Shropshire Star

Peter Rhodes: A growing crime wave

Stolen hanging baskets, bad parenting and local headlines for local people.

Published
A local pilot

THE blatant theft of hanging baskets from a garden in Shropshire was caught on CCTV and went viral. The gardener says the baskets were "worthless." Not so. The stealing and re-selling of hanging baskets, usually at car-boot sales, is big business for crooks.

MY spies tell me the best way to spot stolen baskets is the condition of the plants. Those offered for sale by a genuine gardener tend to be in uniform condition. If some plants on a stall are luxuriant but others are scratty, they've probably been nicked from a variety of gardens. Rawlplugs clinging to the mounting brackets should also arouse your suspicion.

AND of course no-one at a car-boot sale would ever dream of buying stolen goods. Right?

KEEP it local. That old maxim of provincial newspapers was observed by the North Wales Daily Post which announced the Duke and Duchess of Cambridge's latest news with the headline: "Former Anglesey helicopter pilot expecting third child."

THE eagerness of the authorities to make excuses for useless parents knows no bounds. Why do so many four-year-olds arrive at school unable to speak properly? According to the National Association of Head Teachers, it is "the pressure of family life." Come off it. Families have never had so many labour-saving devices or instant meals. They should have more than enough time to talk to their own children. If they are not doing this vital part of parenting, what are they doing? And if the answer is gassing on their smartphones 24/7 or being glued to daytime telly, they are probably unfit to be parents and the authorities should get a grip before their kids' lives are blighted any further. You only get one go at childhood. We should not tolerate anything that destroys that precious chance.

IN any case, what greater joy is there in life than talking to toddlers? Mind you, it is important to tell the truth. As another autumn approaches, I blush with shame at the memory of telling my little girl that seagulls lay their eggs in the earth, to be cut open next year by the farmer's plough. If you need the evidence, just watch the tractor's progress. The plough turns over the soil and the seagulls appear. My little girl is 31 next week. I really must put her right about this.

A GUARDIAN columnist who was a great fan of the Greenham Common peace camp of the 1980s writes a piece headlined: "Why anti-nuclear protests need an urgent revival." Not all her readers are convinced. As one puts it, tongue firmly in cheek: "If there is one thing that will stop North Korea it is a load of women in monkey boots eating lentils in a field."

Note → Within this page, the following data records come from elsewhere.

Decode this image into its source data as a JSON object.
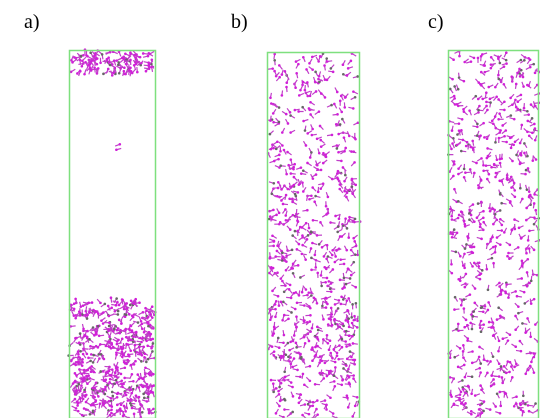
{
  "panels": [
    {
      "label": "a)"
    },
    {
      "label": "b)"
    },
    {
      "label": "c)"
    }
  ]
}
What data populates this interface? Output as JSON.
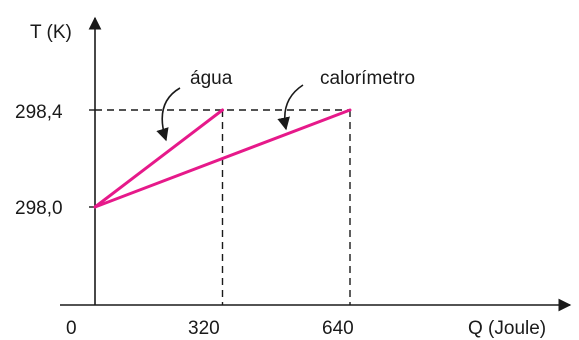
{
  "chart_data": {
    "type": "line",
    "ylabel": "T (K)",
    "xlabel": "Q (Joule)",
    "x_ticks": [
      "0",
      "320",
      "640"
    ],
    "y_ticks": [
      "298,0",
      "298,4"
    ],
    "xlim": [
      0,
      700
    ],
    "ylim": [
      297.8,
      298.5
    ],
    "series": [
      {
        "name": "água",
        "x": [
          0,
          320
        ],
        "y": [
          298.0,
          298.4
        ]
      },
      {
        "name": "calorímetro",
        "x": [
          0,
          640
        ],
        "y": [
          298.0,
          298.4
        ]
      }
    ],
    "colors": {
      "series": "#e6198a",
      "axis": "#1a1a1a"
    }
  }
}
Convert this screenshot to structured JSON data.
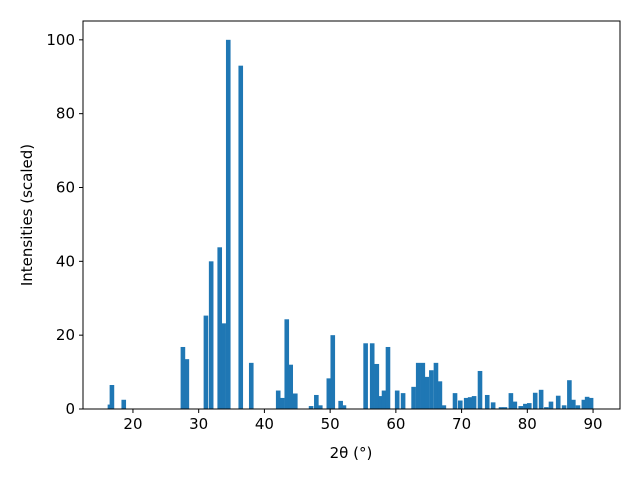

YET another survey, this time by a home-decor company, claims that young Brits are useless when it comes to changing lightbulbs, setting the timer on a boiler, defrosting a freezer and so on. Don't you wish these survey people would mind their own business? If young people learn to do stuff that only old people know now, what is the point of old people? Incidentally, kids, the simplest way to defrost the freezer is to leave the door open.